Elle est seulement hérissée de forts élevés contre les Indiens errants. Une seule ville, Tampa-Town, pouvait réclamer en faveur de sa situation et se présenter avec ses droits.

Au Texas, au contraire, les villes sont plus nombreuses et plus importantes, Corpus-Christi, dans le county de Nueces, et toutes les cités situées sur le Rio-Bravo, Laredo, Comalites, San-Ignacio, dans le Web, Roma, Rio-Grande-City, dans le Starr, Edinburg, dans l’Hidalgo, Santa-Rita, el Panda, Brownsville, dans le Caméron, formèrent une ligue imposante contre les prétentions de la Floride.

Aussi, la décision à peine connue, les députés texiens et floridiens arrivèrent à Baltimore par le plus court ; à partir de ce moment, le président Barbicane et les membres influents du Gun-Club furent assiégés jour et nuit de réclamations formidables.

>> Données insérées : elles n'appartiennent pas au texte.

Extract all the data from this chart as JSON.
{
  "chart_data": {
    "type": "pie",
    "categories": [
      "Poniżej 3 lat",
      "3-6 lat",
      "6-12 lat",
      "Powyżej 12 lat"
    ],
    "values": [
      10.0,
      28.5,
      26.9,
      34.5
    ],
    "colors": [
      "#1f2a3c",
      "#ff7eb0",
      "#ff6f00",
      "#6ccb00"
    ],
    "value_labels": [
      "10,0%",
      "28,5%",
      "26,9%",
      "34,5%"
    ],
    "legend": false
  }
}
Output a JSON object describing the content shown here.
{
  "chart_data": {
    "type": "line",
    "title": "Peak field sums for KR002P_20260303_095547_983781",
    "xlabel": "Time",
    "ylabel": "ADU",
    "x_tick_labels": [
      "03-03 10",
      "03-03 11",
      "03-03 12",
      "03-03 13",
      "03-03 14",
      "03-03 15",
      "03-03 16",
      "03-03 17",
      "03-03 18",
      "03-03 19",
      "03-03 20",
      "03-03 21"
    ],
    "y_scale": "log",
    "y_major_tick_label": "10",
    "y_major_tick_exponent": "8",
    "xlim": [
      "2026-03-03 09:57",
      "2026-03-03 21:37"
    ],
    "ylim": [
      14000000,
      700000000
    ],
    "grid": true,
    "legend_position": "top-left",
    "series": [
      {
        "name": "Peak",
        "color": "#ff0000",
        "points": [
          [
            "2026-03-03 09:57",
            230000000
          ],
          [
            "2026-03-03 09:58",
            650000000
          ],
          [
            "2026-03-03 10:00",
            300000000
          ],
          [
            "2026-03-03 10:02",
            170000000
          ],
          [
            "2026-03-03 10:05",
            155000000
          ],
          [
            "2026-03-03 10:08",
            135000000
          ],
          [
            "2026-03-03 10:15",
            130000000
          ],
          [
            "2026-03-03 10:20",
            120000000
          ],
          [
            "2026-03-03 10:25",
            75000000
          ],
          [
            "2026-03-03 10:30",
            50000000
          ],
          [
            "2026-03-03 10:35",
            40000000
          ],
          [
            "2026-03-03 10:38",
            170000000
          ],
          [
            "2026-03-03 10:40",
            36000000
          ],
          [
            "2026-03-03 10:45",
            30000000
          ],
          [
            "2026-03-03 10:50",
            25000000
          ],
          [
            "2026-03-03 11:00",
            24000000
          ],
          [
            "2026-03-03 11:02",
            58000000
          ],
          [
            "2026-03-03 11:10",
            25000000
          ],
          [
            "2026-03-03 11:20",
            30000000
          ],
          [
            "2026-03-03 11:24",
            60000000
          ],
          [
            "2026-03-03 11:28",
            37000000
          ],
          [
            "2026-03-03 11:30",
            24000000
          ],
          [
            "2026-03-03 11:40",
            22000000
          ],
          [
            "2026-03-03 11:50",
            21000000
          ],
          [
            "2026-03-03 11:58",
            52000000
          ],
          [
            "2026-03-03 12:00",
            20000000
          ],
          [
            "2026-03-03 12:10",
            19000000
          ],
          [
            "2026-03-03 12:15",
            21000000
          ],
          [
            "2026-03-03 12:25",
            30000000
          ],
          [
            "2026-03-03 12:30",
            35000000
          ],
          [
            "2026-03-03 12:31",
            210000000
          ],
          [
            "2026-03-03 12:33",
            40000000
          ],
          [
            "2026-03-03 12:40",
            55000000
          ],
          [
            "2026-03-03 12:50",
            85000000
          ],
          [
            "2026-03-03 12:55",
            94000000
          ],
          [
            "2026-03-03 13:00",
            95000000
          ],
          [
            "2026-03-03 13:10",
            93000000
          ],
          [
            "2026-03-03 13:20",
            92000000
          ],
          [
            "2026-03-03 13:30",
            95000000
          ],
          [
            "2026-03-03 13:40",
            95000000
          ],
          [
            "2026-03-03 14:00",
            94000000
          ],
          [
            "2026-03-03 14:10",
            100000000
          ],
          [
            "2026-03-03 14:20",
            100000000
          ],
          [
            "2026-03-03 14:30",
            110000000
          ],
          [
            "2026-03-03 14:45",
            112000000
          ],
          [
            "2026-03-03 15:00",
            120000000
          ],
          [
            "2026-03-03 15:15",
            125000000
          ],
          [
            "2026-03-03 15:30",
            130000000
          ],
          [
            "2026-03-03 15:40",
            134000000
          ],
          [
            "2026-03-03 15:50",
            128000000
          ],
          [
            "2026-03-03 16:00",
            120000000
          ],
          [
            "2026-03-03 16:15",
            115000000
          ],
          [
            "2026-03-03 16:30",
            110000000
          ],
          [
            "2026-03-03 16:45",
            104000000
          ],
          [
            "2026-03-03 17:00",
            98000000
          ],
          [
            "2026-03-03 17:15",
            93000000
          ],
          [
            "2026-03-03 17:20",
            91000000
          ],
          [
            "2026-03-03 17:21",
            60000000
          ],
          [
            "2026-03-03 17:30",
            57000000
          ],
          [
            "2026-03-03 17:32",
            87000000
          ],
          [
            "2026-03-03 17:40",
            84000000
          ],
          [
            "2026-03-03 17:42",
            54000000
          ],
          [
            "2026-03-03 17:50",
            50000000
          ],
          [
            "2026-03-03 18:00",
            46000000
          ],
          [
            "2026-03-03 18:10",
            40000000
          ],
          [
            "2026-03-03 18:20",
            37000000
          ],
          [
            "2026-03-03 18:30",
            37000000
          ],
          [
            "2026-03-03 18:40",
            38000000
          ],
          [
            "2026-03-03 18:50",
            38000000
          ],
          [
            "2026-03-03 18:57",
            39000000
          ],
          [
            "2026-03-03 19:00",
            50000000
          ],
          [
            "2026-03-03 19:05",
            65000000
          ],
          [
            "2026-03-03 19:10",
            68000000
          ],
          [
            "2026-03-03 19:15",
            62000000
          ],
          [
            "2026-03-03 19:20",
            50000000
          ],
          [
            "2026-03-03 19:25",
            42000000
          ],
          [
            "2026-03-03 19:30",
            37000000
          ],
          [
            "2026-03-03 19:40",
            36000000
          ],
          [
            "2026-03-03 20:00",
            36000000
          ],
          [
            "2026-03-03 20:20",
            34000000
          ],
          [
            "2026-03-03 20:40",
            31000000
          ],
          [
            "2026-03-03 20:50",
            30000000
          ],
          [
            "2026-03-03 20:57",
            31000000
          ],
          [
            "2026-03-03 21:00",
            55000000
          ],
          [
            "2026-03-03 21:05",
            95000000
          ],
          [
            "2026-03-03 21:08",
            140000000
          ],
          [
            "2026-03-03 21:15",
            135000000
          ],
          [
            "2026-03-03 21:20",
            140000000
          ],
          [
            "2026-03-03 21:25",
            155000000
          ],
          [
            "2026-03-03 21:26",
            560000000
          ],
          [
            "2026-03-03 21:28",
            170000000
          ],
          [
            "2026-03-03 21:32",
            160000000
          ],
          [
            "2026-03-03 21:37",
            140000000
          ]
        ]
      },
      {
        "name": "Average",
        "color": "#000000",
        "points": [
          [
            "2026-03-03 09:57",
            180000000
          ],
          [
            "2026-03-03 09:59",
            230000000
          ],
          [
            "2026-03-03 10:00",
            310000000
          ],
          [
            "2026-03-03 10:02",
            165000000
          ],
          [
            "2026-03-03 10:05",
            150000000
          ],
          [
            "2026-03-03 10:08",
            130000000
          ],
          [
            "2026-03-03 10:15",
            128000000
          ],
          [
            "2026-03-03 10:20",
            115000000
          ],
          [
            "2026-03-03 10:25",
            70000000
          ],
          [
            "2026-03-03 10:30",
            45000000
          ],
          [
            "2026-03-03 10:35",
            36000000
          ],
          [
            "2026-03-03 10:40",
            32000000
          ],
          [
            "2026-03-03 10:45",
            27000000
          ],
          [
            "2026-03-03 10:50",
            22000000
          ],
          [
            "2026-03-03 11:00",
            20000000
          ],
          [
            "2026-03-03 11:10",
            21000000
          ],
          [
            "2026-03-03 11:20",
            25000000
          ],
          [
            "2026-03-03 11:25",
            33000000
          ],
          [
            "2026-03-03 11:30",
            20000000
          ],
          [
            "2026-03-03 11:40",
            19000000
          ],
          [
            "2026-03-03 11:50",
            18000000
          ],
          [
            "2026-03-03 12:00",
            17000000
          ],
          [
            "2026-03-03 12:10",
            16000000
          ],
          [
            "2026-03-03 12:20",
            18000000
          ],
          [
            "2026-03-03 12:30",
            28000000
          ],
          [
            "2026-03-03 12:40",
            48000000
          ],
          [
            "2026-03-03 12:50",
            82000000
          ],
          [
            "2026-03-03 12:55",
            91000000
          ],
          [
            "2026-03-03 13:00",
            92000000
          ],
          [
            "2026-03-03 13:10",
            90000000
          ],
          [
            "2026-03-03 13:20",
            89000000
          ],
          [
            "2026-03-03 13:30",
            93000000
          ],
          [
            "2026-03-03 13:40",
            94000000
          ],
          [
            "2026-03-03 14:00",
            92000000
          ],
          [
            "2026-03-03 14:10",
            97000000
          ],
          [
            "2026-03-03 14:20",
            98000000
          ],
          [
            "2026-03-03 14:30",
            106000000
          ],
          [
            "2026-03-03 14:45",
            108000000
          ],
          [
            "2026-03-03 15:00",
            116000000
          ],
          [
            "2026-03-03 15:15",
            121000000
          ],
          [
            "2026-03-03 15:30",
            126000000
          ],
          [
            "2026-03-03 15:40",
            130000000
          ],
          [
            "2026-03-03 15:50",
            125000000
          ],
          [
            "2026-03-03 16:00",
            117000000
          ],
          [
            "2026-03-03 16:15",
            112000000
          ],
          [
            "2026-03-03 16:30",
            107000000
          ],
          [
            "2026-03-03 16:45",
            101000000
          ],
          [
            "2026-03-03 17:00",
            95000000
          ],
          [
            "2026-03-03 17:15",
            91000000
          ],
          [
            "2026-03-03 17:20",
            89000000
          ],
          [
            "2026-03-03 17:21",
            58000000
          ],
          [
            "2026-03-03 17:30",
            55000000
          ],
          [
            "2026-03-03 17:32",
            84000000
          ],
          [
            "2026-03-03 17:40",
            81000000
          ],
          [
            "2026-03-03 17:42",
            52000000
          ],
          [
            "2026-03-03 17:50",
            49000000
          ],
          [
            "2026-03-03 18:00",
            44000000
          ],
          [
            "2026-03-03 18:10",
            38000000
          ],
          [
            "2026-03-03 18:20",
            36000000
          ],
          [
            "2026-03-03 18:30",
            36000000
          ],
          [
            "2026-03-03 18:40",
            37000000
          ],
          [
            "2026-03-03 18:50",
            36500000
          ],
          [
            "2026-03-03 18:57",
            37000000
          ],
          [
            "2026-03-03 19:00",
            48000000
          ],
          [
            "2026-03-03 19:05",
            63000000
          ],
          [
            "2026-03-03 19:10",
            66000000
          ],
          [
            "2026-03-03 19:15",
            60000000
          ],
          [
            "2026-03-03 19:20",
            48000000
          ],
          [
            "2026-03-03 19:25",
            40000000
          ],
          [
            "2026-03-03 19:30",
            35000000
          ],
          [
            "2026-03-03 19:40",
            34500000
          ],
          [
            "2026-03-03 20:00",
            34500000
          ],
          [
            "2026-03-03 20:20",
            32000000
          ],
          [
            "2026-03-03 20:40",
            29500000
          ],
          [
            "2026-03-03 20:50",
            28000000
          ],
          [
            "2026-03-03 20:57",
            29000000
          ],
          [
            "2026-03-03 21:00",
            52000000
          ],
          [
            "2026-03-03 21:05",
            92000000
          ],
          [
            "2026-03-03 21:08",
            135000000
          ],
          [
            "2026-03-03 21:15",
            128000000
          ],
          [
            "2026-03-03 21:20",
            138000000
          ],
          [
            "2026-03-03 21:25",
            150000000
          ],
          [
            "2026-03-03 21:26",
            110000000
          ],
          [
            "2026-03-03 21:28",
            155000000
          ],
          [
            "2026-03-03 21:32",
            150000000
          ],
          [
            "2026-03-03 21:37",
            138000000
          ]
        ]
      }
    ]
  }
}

Si sept villes de la Grèce se disputèrent l’honneur d’avoir vu naître Homère, deux États tout entiers menaçaient d’en venir aux mains à propos d’un canon.

On vit alors ces « frères féroces » se promener en armes dans les rues de la ville. A chaque rencontre, quelque conflit était à craindre, qui aurait eu des conséquences désastreuses. Heureusement la prudence et l’adresse du président Barbicane conjurèrent ce danger. Les démonstrations personnelles trouvèrent un dérivatif dans les journaux des divers États. Ce fut ainsi que le—New York Herald—et la—Tribune—soutinrent le Texas, tandis que le—Times—et l’—American Review—prirent fait et cause pour les députés floridiens. Les membres du Gun-Club ne savaient plus auquel entendre.

Le Texas arrivait fièrement avec ses vingt-six comtés, qu’il semblait mettre en batterie ; mais la Floride répondait que douze comtés pouvaient plus que vingt-six, dans un pays six fois plus petit.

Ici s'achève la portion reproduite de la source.